The area of the once and possibly future Yangon New City project has been irrevocably changed following its announcement by Yangon mayor U Hla Myint last September 22.
His surprise statement in regional parliament that Yangon would build a multi-billion dollar expansion on 30,000 acres across the Hlaing River from the main city initially set off a speculation frenzy.
When he announced several days later that the project was suspended indefinitely to give authorities more time to assess the project, some speculators were left holding the bag – some land had been driven up in value a few times over in the intervening few days.
Locals say they are still hopeful the project will be built despite little discussion on the New City project. Some are pointing to local changes in the sparsely populated area to the southwest of Yangon across the Hlaing river as improvements, with many still hoping the project arrives.
Experts have cast doubt on whether the New City project is viable, however, with some saying it is unlikely to be built – though some are not dissuaded.
In the intervening months since mayor U Hla Myint’s announcement, the area has seen electricity distribution installed and lamp posts built. Concrete roads are also being put in place, according to U Than Htay, a resident of Tamar Tagaw village.
“We are seeing some preparation for the New City,” he said. “It must be for a city’s character, because it’s been a very long time our villages have not had electricity. Now, electric lamps have arrived, but it is not an easy thing to connect our area with the city.”
The area is also criss-crossed with smaller streams, many of which are now receiving bridges. Water channels are also being added to prevent flooding and control streams in the area.
“We don’t know who is doing the digging, but YCDC is building the bridges,” he said. “There are always some changes in our village, even though nothing big is happening. I think the project was stopped verbally but not in action.”
While the area may be improving, the local property market has not recovered.
Transactions have come to a halt. A year ago, a typical acre of land cost K7 million (US$6775), though some land shot up as high as K100 million, and even hard-to-reach land was selling for K15 million an acre.
Taman Gyi village resident U Win Myint said there has been few transactions since New City was suspended.
“The market has been totally stopped; there are no more people coming from the city to buy farm land,” he said.
Many farmers sold out during last year’s speculation, though others were left holding on to property that is worth little more than it was before the craze.
Local agents say properties which would have sold for K60 to K70 million an acre during the height of speculation now cost K18 to K20 million acres.
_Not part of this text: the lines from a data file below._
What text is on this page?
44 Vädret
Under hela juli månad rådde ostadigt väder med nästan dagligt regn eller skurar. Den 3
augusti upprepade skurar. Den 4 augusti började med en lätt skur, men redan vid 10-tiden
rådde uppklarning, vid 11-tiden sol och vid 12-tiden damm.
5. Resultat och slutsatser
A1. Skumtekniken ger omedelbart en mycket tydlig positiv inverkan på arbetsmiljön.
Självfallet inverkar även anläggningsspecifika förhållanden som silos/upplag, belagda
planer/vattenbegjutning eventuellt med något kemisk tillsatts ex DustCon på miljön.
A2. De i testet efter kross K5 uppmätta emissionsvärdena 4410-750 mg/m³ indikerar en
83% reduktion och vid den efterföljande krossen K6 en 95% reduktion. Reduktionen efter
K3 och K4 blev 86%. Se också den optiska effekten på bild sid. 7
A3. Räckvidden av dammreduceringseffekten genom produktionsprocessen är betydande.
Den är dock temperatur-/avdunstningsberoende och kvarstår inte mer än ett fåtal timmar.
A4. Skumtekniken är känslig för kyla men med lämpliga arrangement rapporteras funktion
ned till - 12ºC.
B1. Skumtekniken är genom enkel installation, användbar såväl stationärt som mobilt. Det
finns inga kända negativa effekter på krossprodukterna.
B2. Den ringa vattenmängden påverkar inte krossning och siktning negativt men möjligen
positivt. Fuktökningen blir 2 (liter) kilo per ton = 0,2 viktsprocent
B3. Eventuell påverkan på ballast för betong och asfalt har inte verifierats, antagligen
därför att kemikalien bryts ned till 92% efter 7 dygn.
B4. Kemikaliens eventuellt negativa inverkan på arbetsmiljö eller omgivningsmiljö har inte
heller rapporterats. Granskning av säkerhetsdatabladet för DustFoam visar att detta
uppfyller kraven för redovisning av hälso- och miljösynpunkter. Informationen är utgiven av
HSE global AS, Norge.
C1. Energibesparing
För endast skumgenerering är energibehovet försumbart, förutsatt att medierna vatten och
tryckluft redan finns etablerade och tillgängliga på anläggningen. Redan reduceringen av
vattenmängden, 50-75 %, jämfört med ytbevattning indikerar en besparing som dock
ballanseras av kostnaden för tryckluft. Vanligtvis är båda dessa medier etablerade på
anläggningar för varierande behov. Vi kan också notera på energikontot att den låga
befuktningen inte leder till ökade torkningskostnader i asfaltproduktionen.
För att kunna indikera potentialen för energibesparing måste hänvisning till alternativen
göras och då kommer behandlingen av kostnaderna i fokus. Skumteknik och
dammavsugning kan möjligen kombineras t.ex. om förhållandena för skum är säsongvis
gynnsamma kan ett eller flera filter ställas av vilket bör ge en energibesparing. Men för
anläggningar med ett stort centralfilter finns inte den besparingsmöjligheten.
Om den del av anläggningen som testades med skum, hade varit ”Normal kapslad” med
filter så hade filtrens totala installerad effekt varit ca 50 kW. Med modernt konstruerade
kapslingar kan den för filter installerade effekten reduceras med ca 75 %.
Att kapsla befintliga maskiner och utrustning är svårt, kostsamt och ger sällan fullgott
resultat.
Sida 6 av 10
U Win Myint, who is a farmer, said many farmers who sold their land have stayed on as tenant farmers. He added the area’s land is not particularly rich, so rice yields tend not to be too high.
“The paddy land is yielding about half as much rice as it was 10 years ago,” he said.
Local residents are keen to see the New City project implemented, as it will improve their livelihood.
They have even protested three times, according to U Than Htay – but they are still left hoping.
Parliamentarians say there are no current plans for the New City to go ahead.
Daw Nyo Nyo Thin, a member of parliament from Bahan township, said the government has said they would withdraw the project.
“They committed in parliament to withdrawing the New City project,” she said.
“Parliament is not a playground. If you go ahead [with the project] they are being dishonest.”
She added the current government term is ending soon. If it decides to continue with the project, it is likely the next government would not take up responsibility.
Daw Nyo Nyo Thin added some local people in the area had asked for support from MPs, worried their land would be the subject of land grabs.
Large-scale projects must also be implemented transparently, she added.